Wang Pan leur assigne un terrain dans le faubourg occidental de la ville où ils pourront construire un sanctuaire et une résidence et donne des noms bouddhistes à ces lieux : «Xianhuasi 仙花寺 (La Pagode des Fleurs Immortelles)» et «Xilai Jingtu 四来净土 (La Terre Pure venue d’occident)». Les missionnaires reçoivent de la part des gens l’accueil qui est réservé aux bonzes. «Beaucoup, écrit Ricci peu de temps après son arrivée à Zhaoqing, commencèrent aussi à offrir des parfums pour encenser l’autel et à donner des aumônes aux Pères pour leur nourriture et pour l’huile de la lampe qui était allumée devant l’autel. Et il aurait été facile d’obtenir des mandarins quelque rente sur les terres de leurs temples, mais il parut aux Pères qu’il était mieux de ne pas recevoir cette rente».

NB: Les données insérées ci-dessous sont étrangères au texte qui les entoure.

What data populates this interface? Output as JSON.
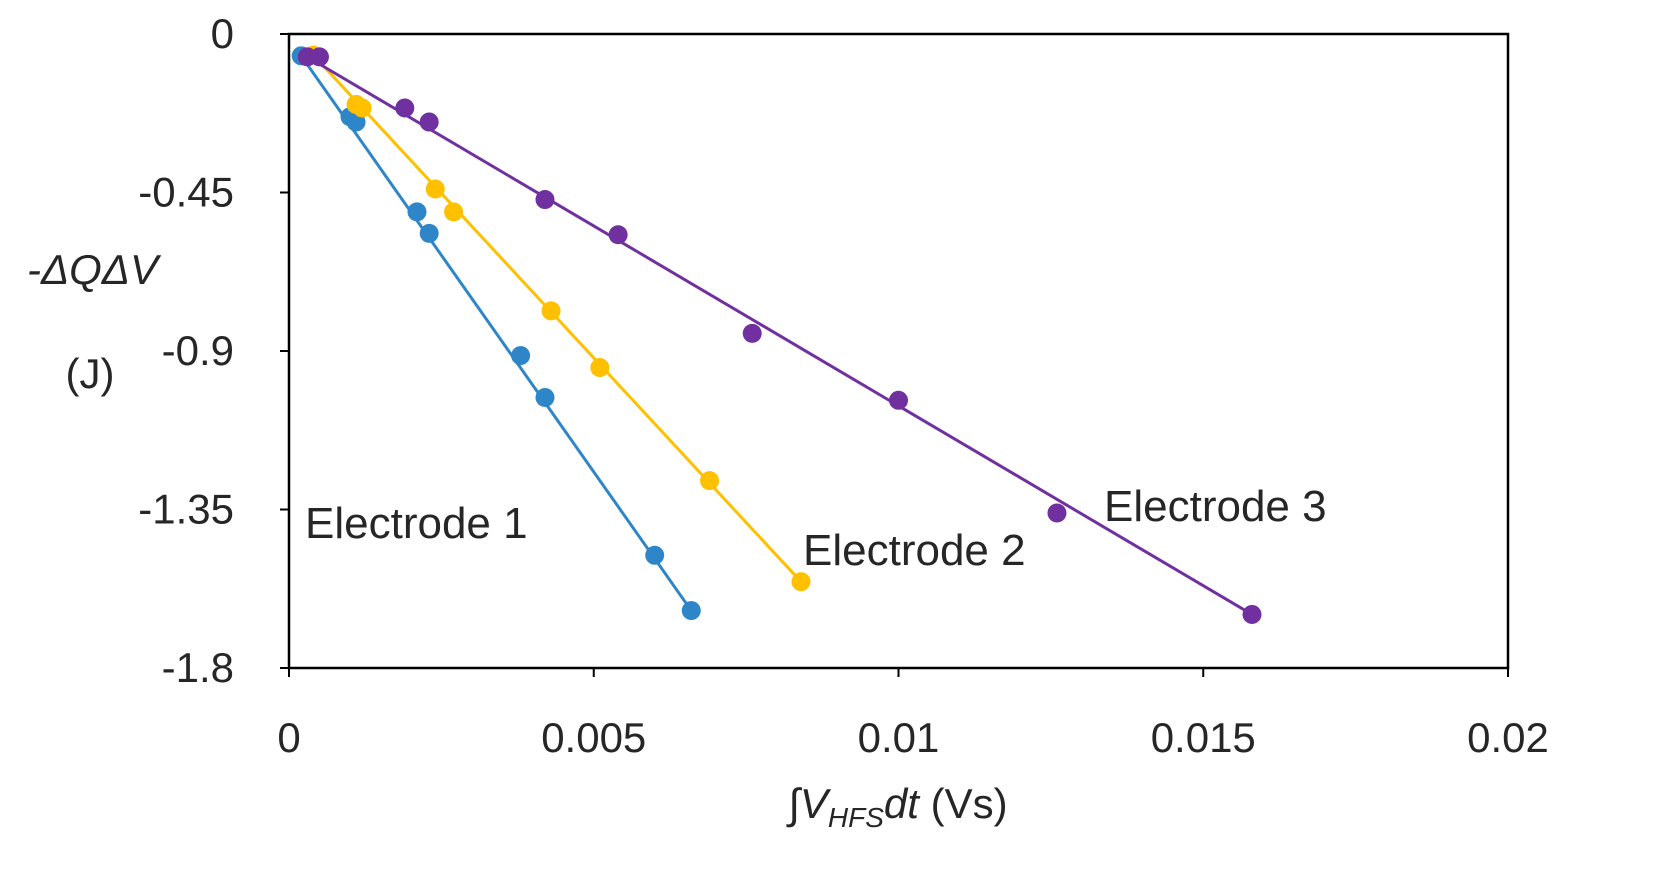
{
  "chart_data": {
    "type": "scatter",
    "title": "",
    "xlabel": {
      "prefix": "∫V",
      "subscript": "HFS",
      "suffix": "dt",
      "unit": " (Vs)"
    },
    "ylabel": {
      "line1": "-ΔQΔV",
      "line2": "(J)"
    },
    "xlim": [
      0,
      0.02
    ],
    "ylim": [
      -1.8,
      0
    ],
    "xticks": [
      0,
      0.005,
      0.01,
      0.015,
      0.02
    ],
    "xtick_labels": [
      "0",
      "0.005",
      "0.01",
      "0.015",
      "0.02"
    ],
    "yticks": [
      0,
      -0.45,
      -0.9,
      -1.35,
      -1.8
    ],
    "ytick_labels": [
      "0",
      "-0.45",
      "-0.9",
      "-1.35",
      "-1.8"
    ],
    "grid": false,
    "legend": "none",
    "series": [
      {
        "name": "Electrode 1",
        "color": "#2E86C9",
        "points": [
          [
            0.0002,
            -0.062
          ],
          [
            0.001,
            -0.235
          ],
          [
            0.0011,
            -0.25
          ],
          [
            0.0021,
            -0.505
          ],
          [
            0.0023,
            -0.566
          ],
          [
            0.0038,
            -0.913
          ],
          [
            0.0042,
            -1.032
          ],
          [
            0.006,
            -1.48
          ],
          [
            0.0066,
            -1.637
          ]
        ],
        "fit": [
          [
            0.0002,
            -0.062
          ],
          [
            0.0066,
            -1.637
          ]
        ]
      },
      {
        "name": "Electrode 2",
        "color": "#FFC000",
        "points": [
          [
            0.0004,
            -0.06
          ],
          [
            0.0011,
            -0.2
          ],
          [
            0.0012,
            -0.21
          ],
          [
            0.0024,
            -0.44
          ],
          [
            0.0027,
            -0.505
          ],
          [
            0.0043,
            -0.786
          ],
          [
            0.0051,
            -0.947
          ],
          [
            0.0069,
            -1.268
          ],
          [
            0.0084,
            -1.555
          ]
        ],
        "fit": [
          [
            0.0004,
            -0.06
          ],
          [
            0.0084,
            -1.555
          ]
        ]
      },
      {
        "name": "Electrode 3",
        "color": "#7030A0",
        "points": [
          [
            0.0003,
            -0.065
          ],
          [
            0.0005,
            -0.065
          ],
          [
            0.0019,
            -0.21
          ],
          [
            0.0023,
            -0.25
          ],
          [
            0.0042,
            -0.47
          ],
          [
            0.0054,
            -0.57
          ],
          [
            0.0076,
            -0.85
          ],
          [
            0.01,
            -1.04
          ],
          [
            0.0126,
            -1.36
          ],
          [
            0.0158,
            -1.648
          ]
        ],
        "fit": [
          [
            0.0003,
            -0.065
          ],
          [
            0.0158,
            -1.648
          ]
        ]
      }
    ]
  }
}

Comme devait le souligner Matteo Ricci lui-même, de nombreux enseignements étaient communs au bouddhisme et au christianisme et les Chinois ont pu voir dans ces religieux étrangers les représentants d’une secte bouddhiste encore inconnue : paradis et enfers, pénitence, célibat, aumônes, images pieuses et lampes allumées dans les temples, chapeaux analogues des officiants, façon de réciter les textes saints qui évoquaient le plain-chant des églises d’Europe. Ricci croit voir encore une analogie entre la Trinité chrétienne et les «Trois joyaux» et, d’une manière plus certaine, une large concordance entre les Cinq Interdictions bouddhiques (ne pas tuer d’êtres vivants, ne pas voler, ne pas commettre d’adultère, ne pas mentir, ne pas s’enivrer) et les Dix Commandements de Dieu.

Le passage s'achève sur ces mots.